Only then, and only until then, would the district finally be "united" with UTB.
Meanwhile, the district will continue to exist as a taxing entity bringing in the UT System an annual $15 million, and UTB would conveniently "forget" about the $15 million in rent arrears it owes to one of the poorest communities in the country. To be fair, UT negotiators did introduce a new wrinkle to the scheme. They want the county to collect the debt for the district, dissolve it, and once the debt is paid, the college district residents end up with nothing, nada, zilch for their troubles.
As for open enrollment, only TSC can provide that. All other UT System components require that the student meet academic requirements and pay top dollar before they can enter. Without TSC in its "partnership" UTB cannot offer that inducement. Can you guess who will be hurting more for students once the separation is complete and TSC returns to being what it was before it became the recipient of the UT System's largess? Will it be TSC's community college mission?
Au contraire, ma cherie, says TSc chairman Kiko Rendon.
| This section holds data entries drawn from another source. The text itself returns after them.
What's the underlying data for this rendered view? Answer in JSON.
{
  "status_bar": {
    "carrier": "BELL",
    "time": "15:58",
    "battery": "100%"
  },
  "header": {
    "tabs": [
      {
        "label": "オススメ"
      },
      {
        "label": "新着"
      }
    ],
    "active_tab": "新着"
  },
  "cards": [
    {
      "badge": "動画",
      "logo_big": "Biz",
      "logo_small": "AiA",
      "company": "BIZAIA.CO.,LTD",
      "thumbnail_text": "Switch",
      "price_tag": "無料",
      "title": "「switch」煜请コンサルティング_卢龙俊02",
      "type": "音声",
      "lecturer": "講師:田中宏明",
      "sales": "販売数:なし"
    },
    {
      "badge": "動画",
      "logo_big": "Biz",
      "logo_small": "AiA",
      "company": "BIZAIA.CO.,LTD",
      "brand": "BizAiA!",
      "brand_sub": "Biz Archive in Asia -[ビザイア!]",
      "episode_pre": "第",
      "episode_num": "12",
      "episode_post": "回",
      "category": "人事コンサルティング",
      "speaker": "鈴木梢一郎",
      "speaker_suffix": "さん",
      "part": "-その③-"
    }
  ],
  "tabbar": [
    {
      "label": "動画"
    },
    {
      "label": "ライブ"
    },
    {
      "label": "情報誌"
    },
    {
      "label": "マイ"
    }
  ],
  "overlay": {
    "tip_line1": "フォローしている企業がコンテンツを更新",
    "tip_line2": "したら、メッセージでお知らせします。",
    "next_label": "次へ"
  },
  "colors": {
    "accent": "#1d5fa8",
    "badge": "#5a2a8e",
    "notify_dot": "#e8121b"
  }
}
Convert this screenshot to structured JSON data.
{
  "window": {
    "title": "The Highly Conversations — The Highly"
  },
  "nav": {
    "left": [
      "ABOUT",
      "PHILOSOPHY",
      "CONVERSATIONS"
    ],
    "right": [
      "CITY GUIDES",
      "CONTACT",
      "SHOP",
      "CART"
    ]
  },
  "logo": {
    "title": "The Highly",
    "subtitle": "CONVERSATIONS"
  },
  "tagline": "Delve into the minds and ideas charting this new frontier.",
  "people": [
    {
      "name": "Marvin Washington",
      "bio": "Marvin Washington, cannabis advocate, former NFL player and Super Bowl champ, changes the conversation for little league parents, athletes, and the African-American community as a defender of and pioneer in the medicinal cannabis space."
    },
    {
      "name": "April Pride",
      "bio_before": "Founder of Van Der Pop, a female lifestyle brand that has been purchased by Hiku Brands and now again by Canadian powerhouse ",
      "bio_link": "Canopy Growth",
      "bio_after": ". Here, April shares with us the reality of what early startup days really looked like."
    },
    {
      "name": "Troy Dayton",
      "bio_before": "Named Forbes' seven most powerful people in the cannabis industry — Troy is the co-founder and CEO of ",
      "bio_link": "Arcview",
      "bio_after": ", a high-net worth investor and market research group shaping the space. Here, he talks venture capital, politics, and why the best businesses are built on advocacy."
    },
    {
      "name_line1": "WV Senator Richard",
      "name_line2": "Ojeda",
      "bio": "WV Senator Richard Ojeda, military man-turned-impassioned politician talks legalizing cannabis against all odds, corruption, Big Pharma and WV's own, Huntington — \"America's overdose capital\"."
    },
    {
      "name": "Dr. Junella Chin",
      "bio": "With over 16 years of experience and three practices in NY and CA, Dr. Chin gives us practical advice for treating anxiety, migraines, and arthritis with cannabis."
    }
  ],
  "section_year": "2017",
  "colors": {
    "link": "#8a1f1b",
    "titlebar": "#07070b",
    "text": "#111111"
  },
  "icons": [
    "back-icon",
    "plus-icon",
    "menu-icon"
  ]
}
In an analysis he had prepared envisioning the separation, it was found that the board could reduce TSC tuition by 15 percent without raising property taxes once the dissolution of the partnership occurs.
Now, last Thursday, when UT System negotiators met with TSC representatives, they agreed that if a separation does occur, the student distribution would be something like 53 percent for TSC while the remaining 47 would go to UTB.
"We don't know what surprises the state is going to pull on us in the next few years so we can't predict that far," he said. "We do know that the board will be able to fulfill the community college mission that the voters entrusted us to fulfill."
So faculty, and poverty-stricken residents, before you call Betancourt or Castillo Movers to lift up the homestead and pull up stakes, look at the real numbers. We'd love to continue having you around. Hear that, neighbor?

3 comments:

Anonymous said...

Some of the problems confronting UTB-TSC point out failures (planned or otherwise) of Juliet Garcia's "partnership". First we must note that no other communities have followed this educational partnership....if it were really a good plan others would copy. Secondly, why was TSC "dis-credited" as part of this partnership. My wife and I have a marriage partnership, but it does not require either of us to give up our status as individuals...legally or otherwise. If there is no TSC...there is no partnership.
Why were not both partners accredited. It is if Juliet planned all along to "sell out" TSC and shift all power to UT System and her. She seeks to separate the university from any local control. Juliet seems to have planned this all along....or faced with a TSC Board of Trustees that were not handpicked by her....she can't accept or will not accept any challenge to her dictatorship at the university. She's like a wife who has cheated on her husband, yet claims he was boring and demands he give up everything in order to separate of divorce. What a tremendous ego this woman has. After all is said and done, she will likely hide in the shadows with the Kardenas Klan...for selling out her community just to exert her power and salve her ego.

Anonymous said...

Robles' speech reminds me of a banker who, after viewing the misery of a homeowner who just had his house foreclosed on, saying, "Well, at least I saved you from paying the property taxes."

Anonymous said...

What i find so hilarious that juliet garcia and her minions are all LIBERAL/PROGRESSIVE DEMOCRATS WHO ARE SCREWING OTHER DEMOCRATS BIG TIME!!!!!!